A Tale of NGC 4753’s Galactic Merger
When NGC 4753 began its cosmic dance, it tangoed with a gas-rich dwarf galaxy. Bursts of star formation triggered by the collision (and influx of gas) injected huge amounts of dust into the region. The galaxy followed a spiraling path into the collision, and that smeared out the dust into the disk. Ultimately, the activity gave the galaxy its peculiar look. “For a long time nobody knew what to make of this peculiar galaxy,” said Steiman-Cameron. “But by starting with the idea of accreted material smeared out into a disk, and then analyzing the three-dimensional geometry, the mystery was solved. It’s now incredibly exciting to see this highly-detailed image by Gemini South 30 years later.”
Steiman-Cameron and his team explain the galaxy’s peculiarity with a phenomenon known as “differential precession”. Precession occurs when a rotating object’s axis of rotation changes orientation, like a spinning top. Differential means that the rate of precession varies depending on the radius. For the dusty accretion disk orbiting the galactic nucleus in this collision, the rate of precession is faster toward the center and slower near the edges. This galactic wobble-like motion results from the angle at which NGC 4753 and its former dwarf companion collided. That resulted in the strongly twisted dust lanes threading through this galaxy.

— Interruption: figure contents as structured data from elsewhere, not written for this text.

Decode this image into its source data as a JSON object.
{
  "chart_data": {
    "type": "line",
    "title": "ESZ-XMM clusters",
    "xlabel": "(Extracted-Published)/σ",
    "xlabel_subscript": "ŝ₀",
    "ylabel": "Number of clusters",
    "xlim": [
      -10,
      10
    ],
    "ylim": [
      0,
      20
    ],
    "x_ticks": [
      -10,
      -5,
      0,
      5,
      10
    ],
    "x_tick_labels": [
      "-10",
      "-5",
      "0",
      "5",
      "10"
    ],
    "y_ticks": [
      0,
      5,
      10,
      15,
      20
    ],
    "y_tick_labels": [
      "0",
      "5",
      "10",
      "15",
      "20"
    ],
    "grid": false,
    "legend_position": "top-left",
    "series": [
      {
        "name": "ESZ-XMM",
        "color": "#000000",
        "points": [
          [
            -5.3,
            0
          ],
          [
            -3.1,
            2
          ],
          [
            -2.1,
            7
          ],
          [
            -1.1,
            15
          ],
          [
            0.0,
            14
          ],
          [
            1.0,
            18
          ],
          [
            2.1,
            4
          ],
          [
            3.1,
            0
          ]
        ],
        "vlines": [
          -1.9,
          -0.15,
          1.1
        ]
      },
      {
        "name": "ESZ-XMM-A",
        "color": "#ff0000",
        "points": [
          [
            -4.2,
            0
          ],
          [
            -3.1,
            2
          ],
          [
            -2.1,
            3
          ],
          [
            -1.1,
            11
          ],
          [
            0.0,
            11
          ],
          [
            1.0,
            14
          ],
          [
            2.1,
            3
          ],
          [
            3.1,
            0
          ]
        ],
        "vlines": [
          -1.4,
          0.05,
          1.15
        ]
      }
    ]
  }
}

Implications for Other Peculiar Galaxies
Interestingly, although this galaxy certainly looks weird enough in the Gemini image, it’s all a matter of viewing perspective. We’re looking at it from an edge-on view. That’s how we can spot the dust lanes and other features in the disk.
But, if we could get in a spaceship and fly directly “north” of NGC 4753 to get a “top-down” view, it would look pretty much like a standard spiral galaxy. Now that astronomers know about its galactic merger history, they can do further studies to understand its stellar populations and interactions of those bizarre dust lanes. And, its history may go a long way toward explaining the appearances of other “peculiar” galaxies in the Universe.